Les militants CFDT, tous revenus à temps plein dans leurs services respectifs, n’en continuent pas moins d’être attentifs aux conditions de travail. « Le temps de travail est passé à 12 heures par jour, contre 8 auparavant, et à 10 heures pour les équipes de nuit, explique Céline. En revanche nous tenons à ce que les temps de pause soient respectés. » Elle-même est infirmière, affectée à « l’unité tampon Covid , » qui accueille les patients dans l’attente des résultats de leur test. Au-delà des craintes d’être contaminé, de la difficulté technique de travailler dans un service où les patients sont de passage car très vite réorientés en réanimation ou à leur domicile, certains détails rendent le quotidien plus pénible.  « Travailler douze heures de suite équipée d’une combinaison intégrale et d’un masque, avec des lunettes rapidement embuées, c’est difficilement supportable, tu as juste envie de te débarrasser de tout ça pour respirer ! » s’exclame Céline.

La section CFDT, désormais en lien permanent avec le service RH, tente de concilier au mieux la qualité de vie au travail et les nouvelles exigences. « Nous nous sentons davantage considérés comme des partenaires à part entière, précise Chantal, qui se félicite d’une communication plus fluide entre la direction et le syndicat. « Ils nous appellent assez souvent pour prendre la température des services ». Tout récemment, la discussion a porté sur le taux d’encadrement médical des patients Covid. « Habituellement, un binôme infirmière et aide-soignante peut prendre en charge 15 patients dans un service de médecine, explique Céline. Nous sommes descendus à 7 patients Covid par binôme en médecine et à 2 patients en réanimation contre 5 auparavant. La direction nous a passé un coup de fil : est-ce que 7 patients pour un binôme, cela vous semble raisonnable ? Nous avons consulté les agents, cette décision a été prise en concertation, et validée en CHSCT. »

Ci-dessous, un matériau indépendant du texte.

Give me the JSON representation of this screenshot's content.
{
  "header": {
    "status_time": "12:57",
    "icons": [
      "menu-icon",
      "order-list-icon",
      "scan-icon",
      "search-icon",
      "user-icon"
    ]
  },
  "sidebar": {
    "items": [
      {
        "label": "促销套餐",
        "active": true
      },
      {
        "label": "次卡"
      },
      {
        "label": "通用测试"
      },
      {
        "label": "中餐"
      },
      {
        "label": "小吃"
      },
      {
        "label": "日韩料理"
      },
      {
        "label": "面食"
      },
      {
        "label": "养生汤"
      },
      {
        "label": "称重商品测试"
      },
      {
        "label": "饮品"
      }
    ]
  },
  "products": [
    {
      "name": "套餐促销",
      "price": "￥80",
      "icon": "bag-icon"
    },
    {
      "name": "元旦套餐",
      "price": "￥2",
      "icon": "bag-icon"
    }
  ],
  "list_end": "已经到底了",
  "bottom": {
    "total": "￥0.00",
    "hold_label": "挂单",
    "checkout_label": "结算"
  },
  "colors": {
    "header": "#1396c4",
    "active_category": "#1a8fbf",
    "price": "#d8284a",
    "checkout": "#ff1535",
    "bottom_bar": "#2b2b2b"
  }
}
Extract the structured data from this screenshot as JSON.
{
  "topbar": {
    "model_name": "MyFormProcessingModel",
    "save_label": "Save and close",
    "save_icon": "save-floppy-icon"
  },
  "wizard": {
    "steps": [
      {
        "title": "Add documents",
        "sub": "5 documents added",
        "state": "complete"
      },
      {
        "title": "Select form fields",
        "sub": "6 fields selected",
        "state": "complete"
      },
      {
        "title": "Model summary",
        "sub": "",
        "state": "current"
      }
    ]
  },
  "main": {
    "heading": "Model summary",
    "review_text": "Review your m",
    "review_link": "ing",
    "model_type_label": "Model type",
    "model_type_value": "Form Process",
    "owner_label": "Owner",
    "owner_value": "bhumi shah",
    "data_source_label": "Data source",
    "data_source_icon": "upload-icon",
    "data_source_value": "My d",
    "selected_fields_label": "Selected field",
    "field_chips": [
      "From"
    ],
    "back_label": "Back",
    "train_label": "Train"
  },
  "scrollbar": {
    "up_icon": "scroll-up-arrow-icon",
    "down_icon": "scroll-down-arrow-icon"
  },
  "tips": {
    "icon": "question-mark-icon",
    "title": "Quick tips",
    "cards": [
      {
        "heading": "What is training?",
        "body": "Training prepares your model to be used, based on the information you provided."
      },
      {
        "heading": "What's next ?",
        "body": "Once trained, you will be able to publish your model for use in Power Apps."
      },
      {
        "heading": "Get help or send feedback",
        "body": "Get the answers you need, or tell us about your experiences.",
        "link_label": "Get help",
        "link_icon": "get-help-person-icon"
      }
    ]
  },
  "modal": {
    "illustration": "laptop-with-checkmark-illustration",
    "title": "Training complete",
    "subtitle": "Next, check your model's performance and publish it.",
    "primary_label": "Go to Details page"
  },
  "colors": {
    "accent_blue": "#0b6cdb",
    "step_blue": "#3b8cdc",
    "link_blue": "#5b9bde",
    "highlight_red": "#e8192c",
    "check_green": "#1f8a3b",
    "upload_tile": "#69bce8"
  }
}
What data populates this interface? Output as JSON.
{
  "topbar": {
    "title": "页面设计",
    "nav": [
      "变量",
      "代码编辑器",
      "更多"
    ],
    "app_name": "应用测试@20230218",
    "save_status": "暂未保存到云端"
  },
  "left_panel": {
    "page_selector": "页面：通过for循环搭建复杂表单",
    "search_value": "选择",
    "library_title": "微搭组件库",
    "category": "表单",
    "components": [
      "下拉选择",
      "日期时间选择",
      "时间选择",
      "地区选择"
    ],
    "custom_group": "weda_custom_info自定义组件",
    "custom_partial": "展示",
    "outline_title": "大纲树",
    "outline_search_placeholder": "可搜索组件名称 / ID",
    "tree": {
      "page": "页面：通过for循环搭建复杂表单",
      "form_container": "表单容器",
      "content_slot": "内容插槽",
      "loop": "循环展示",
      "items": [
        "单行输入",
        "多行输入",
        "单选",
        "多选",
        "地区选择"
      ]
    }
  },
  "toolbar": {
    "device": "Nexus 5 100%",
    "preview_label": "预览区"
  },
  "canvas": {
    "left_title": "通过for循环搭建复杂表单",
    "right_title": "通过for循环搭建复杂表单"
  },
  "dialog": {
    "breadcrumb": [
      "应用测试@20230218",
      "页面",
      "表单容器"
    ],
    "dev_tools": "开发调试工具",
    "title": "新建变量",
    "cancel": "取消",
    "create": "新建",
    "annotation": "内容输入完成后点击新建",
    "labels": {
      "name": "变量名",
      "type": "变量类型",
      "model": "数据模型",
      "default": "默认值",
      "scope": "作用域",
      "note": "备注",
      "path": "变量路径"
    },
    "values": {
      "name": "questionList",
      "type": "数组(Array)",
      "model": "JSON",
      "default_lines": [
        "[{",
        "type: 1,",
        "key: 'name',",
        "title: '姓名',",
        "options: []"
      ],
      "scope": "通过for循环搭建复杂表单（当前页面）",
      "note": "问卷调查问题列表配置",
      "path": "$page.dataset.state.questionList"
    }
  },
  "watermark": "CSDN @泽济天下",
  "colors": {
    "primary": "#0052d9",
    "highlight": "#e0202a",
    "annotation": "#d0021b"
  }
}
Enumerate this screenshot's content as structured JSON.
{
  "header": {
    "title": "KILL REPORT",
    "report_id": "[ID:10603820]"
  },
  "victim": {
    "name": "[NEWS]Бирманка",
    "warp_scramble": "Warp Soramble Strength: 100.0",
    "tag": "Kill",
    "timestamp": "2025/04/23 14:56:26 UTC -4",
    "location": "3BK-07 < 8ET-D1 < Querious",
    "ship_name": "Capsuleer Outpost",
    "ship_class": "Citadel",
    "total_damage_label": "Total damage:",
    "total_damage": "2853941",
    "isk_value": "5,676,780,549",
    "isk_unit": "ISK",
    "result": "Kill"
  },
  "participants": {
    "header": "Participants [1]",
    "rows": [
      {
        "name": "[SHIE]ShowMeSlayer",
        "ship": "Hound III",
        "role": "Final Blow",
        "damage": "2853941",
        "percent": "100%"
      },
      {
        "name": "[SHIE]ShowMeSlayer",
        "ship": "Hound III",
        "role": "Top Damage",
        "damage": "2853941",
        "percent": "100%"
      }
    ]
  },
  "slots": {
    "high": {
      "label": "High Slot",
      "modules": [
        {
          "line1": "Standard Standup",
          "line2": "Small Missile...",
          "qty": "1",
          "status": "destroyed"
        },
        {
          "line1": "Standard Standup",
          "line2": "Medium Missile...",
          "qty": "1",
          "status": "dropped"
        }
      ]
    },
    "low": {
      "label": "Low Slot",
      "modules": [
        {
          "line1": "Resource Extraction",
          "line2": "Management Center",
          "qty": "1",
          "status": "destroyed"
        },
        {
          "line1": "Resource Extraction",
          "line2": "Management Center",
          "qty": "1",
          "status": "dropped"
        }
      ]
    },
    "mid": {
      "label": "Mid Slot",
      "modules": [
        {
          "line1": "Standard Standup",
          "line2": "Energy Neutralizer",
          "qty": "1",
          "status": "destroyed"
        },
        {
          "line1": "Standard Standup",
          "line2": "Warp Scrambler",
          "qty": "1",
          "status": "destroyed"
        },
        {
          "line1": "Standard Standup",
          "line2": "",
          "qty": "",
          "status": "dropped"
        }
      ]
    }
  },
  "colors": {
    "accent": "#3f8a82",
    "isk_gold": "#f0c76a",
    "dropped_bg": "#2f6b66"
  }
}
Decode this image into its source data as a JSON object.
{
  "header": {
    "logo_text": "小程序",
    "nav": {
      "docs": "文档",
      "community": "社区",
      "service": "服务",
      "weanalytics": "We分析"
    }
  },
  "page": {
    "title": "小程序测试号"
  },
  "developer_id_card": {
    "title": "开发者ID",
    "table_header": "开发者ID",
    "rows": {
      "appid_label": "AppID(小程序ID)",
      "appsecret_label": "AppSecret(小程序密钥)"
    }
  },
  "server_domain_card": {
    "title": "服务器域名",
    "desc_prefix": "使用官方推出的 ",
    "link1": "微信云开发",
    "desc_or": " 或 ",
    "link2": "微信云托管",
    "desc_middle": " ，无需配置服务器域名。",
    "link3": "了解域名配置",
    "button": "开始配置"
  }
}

Les soignants, mais aussi les ouvriers et les techniciens de l’hôpital, tout aussi impactés, continuent de manifester un haut niveau d’engagement. La CFDT tient à ce que cet investissement hors norme soit reconnu. « Je pense que la direction est consciente des efforts consentis par les agents, et nous nous apprêtons à discuter des formes que pourra prendre cette reconnaissance,» conclut Chantal.